In un solo passaggio, dunque, Goodmail potrebbe realizzare un filtraggio preventivo di chi acquista francobolli elettronici. Come riferisce Gingras, CEO di Goodmail, “cercheremo di fare il massimo degli sforzi per assicurarci dell’identita’ reale del mittente dei messaggi”.
Il risvolto estremamente positivo dell’utilizzo di questo sistema sara’ quello di minimizzare il numero di messaggi “falsi positivi”. Un “falso positivo” si ha quando un messaggio ricevuto da un utente, o almeno non qualificato come spam, e’ erroneamente bloccato o messo da parte dallo spam-filter. Il costo di questi errori si aggirera’ – secondo una previsione di Jupiter Research – a 419 milioni di dollari nel 2008 dai 230 milioni del 2003.
Se un messaggio arriva senza il francobollo elettronico, poi, sara’ ugualmente accettato, ma sara’ sottoposto a dei filtri anti-spam di Goodmail. Solo in questo caso, dunque, si potrebbero generare dei falsi positivi.
Altro lato positivo di Goodmail e’ quello che permette al destinatario della e-mail di rifiutare (qualora lo voglia) il messaggio di posta pervenutogli, semplicemente clickando il bottone di opt-out alla fine del messaggio stesso.
Sembrerebbe dunque che questo sistema possa davvero ridurre il fenomeno dello spamming, se fosse utilizzato su vasta scala. Infatti Goodmail si rivelerebbe davvero utilissimo per tutti i soggetti che vi sono coinvolti: il mittente (pur pagando una commissione esigua) avra’ la certezza che il messaggio giungera’; i mail server otterranno un compenso per l’uso della propria banda, ma sapranno che la quantita’ di e-mail con il francobollo non sara’ spam (che sicuramente genera piu’ preoccupazioni per un ISP); infine, il destinatario capira’ con assoluta semplicita’ la legittima provenienza del messaggio.
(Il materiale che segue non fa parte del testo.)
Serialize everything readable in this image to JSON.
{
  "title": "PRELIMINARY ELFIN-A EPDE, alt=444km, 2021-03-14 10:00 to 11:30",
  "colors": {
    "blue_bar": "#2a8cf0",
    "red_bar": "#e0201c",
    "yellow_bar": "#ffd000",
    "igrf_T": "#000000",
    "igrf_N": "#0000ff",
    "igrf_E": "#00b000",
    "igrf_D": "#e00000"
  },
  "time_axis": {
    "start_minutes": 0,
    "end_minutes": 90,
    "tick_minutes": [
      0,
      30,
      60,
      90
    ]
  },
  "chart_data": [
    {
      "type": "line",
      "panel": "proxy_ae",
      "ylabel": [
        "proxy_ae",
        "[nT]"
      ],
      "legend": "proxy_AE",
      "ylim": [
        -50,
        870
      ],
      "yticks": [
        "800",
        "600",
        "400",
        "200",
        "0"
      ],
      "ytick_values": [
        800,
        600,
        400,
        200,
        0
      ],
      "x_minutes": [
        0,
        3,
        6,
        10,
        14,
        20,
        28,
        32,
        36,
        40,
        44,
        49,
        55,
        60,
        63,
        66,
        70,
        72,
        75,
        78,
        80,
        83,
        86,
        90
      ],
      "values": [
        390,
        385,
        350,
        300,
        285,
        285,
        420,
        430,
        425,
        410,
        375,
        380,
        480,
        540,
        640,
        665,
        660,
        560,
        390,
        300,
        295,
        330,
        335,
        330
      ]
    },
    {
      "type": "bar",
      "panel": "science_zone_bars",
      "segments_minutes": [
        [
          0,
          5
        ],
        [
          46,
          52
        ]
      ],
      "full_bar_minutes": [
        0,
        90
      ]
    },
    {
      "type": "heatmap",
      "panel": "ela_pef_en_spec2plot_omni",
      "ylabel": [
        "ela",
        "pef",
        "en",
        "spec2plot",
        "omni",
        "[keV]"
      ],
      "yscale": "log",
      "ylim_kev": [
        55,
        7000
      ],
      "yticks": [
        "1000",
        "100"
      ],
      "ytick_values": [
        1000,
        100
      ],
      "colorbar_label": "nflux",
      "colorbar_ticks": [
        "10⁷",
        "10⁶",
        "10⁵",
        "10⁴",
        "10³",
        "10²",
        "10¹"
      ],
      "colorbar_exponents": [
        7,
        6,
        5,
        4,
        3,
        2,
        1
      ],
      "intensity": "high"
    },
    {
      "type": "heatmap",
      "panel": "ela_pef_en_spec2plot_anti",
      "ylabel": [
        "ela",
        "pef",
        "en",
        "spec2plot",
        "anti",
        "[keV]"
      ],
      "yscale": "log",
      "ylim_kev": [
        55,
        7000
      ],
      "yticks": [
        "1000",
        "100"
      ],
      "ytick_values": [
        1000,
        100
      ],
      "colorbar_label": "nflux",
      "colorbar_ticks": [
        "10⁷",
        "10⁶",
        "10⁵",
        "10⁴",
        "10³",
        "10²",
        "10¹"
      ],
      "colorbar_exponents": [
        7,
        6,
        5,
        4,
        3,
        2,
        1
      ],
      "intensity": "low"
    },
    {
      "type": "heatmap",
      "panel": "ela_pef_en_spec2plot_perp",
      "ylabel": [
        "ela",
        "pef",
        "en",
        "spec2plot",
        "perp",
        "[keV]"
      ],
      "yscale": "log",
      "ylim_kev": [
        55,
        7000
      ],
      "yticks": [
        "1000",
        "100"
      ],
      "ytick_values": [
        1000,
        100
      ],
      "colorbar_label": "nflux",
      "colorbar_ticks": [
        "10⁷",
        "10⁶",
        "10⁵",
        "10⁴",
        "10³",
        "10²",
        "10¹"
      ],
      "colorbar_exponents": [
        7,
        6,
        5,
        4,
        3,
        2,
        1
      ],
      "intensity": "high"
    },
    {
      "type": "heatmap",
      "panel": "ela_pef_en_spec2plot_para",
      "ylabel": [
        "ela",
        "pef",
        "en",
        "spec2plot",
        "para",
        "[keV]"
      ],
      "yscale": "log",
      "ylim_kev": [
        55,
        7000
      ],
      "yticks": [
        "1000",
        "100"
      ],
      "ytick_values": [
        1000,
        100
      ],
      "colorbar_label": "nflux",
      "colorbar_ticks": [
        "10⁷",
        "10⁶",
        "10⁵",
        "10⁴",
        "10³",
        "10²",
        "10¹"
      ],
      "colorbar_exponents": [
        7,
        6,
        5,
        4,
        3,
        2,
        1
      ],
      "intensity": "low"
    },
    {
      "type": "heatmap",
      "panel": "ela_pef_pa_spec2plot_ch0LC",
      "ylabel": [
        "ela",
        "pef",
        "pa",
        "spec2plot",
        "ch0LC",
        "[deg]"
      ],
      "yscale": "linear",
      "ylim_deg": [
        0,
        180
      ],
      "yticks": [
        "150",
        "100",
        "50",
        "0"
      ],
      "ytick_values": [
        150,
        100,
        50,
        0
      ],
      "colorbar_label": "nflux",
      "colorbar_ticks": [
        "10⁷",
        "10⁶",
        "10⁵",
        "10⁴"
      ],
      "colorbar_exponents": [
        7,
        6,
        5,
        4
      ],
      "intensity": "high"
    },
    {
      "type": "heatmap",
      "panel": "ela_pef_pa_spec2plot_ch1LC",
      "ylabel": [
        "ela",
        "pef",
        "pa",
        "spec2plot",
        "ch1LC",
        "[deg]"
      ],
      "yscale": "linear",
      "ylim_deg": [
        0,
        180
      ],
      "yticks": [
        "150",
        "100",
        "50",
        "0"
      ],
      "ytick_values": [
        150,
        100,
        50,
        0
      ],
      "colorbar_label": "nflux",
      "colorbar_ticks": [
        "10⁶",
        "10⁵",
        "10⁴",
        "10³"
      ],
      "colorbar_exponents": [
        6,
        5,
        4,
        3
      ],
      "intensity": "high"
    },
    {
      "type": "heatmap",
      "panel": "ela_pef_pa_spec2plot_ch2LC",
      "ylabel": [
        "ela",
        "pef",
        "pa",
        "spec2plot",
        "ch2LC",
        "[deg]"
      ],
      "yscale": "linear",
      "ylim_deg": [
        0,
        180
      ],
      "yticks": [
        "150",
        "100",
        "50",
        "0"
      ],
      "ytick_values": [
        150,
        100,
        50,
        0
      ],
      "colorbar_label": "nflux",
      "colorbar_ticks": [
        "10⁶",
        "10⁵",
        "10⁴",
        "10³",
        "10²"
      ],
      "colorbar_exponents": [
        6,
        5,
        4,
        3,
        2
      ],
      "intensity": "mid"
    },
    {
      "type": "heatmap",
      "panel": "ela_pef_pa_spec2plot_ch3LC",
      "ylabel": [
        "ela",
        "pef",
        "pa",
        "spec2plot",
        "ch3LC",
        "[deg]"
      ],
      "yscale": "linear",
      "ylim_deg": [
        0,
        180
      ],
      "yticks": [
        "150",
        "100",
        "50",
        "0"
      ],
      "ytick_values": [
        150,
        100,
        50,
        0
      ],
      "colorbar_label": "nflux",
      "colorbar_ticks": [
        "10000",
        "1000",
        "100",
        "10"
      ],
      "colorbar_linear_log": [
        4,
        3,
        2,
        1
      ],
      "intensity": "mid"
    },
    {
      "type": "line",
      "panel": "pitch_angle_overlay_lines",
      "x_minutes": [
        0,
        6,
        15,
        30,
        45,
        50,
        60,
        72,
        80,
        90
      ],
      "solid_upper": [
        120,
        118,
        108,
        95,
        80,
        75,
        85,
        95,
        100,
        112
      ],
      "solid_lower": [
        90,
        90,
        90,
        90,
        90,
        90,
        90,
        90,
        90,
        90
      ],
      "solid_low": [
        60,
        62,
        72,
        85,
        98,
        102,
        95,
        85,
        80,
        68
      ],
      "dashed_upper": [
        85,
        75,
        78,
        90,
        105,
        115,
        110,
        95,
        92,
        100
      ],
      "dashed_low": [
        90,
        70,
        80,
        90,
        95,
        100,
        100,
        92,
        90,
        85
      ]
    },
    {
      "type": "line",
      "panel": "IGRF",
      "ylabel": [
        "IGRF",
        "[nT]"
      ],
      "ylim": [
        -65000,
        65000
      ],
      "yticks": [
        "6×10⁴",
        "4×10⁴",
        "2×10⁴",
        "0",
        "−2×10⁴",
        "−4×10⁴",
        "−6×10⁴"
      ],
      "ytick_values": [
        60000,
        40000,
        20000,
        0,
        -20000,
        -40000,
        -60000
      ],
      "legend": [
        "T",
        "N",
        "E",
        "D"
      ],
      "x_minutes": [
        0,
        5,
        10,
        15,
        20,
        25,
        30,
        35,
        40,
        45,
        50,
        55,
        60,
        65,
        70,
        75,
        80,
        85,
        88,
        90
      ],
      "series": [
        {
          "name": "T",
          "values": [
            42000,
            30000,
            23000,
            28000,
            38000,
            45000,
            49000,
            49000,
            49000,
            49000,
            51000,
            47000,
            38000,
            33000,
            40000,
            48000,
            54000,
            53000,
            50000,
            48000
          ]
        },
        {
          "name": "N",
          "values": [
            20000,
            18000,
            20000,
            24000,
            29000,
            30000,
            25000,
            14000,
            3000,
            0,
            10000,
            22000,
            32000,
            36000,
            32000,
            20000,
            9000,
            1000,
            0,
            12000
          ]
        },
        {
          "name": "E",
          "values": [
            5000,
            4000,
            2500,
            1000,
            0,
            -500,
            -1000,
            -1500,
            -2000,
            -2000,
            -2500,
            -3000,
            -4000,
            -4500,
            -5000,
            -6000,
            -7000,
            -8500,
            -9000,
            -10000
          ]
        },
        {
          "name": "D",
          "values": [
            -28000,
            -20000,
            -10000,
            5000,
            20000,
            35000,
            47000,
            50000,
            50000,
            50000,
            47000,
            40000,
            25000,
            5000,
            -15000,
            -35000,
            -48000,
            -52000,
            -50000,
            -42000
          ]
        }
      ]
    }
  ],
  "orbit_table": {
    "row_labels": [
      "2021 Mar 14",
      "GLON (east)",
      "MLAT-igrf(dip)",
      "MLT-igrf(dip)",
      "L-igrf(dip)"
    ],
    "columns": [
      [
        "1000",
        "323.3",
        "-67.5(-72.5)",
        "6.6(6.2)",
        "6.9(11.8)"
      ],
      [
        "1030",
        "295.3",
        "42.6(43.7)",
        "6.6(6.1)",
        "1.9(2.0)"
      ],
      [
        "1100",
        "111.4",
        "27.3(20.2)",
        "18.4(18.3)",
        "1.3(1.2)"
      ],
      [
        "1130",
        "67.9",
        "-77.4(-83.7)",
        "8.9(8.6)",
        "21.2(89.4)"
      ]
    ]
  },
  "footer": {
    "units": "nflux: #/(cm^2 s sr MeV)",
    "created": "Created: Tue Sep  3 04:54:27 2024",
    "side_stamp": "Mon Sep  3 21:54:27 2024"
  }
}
Da un punto di vista giuridico, l’accordo che un mittente stipula con Goodmail rientra nella fattispecie del contratto di trasporto di cose (ai sensi degli artt. 1678 e segg. c.c.).

Con tale contratto il vettore si obbliga, verso un corrispettivo, a trasportare un messaggio da un luogo (in questo caso virtuale) all’altro. Tale contratto rientra nella figura piu’ generale della locatio operis e non in quella della locatio operarum, con la conseguenza che incide sul vettore medesimo il rischio di una eventuale maggiore onerosita’ della prestazione in rapporto alle difficolta’ che possono verificarsi nella produzione del risultato.
La giurisprudenza sul punto, inoltre, ha precisato che resta del tutto indifferente che il predetto obbligo sia assunto da chi esercita professionalmente, nell’ambito di un’organizzazione di impresa individuale o collettiva, il mestiere di vettore, ovvero da qualsiasi altro soggetto non imprenditore. E’ altresi’ del tutto irrilevante che nella esecuzione dell’obbligazione provveda personalmente e con propri mezzi o che si avvalga in tutto o in parte, dell’opera di altri soggetti (Cass. 28/4/65, n. 752).
Nel caso di Goodmail, si puo’ parlare di un contratto di subtrasporto che questa societa’ stipula con gli altri ISP, che si faranno carico di processare la posta.
Il vettore e’ responsabile della perdita e dell’avaria delle cose consegnate per il trasporto, dal momento in cui le riceve a quello in cui le riconsegna al destinatario, se non prova che la perdita o l’avaria e’ derivata da caso fortuito, dalla natura o dai vizi delle cose stesse o dal fatto del mittente o da quello del destinatario (art. 1693 c.c.).
Dunque, tale responsabilita’ c.d. ex recepto del vettore e’ correlata al suo dovere di conservazione e custodia delle cose consegnategli, e non cessa con l’arrivo a destinazione delle medesime, ma solo con la riconsegna al destinatario (Cass. 23/3/85, n. 2079).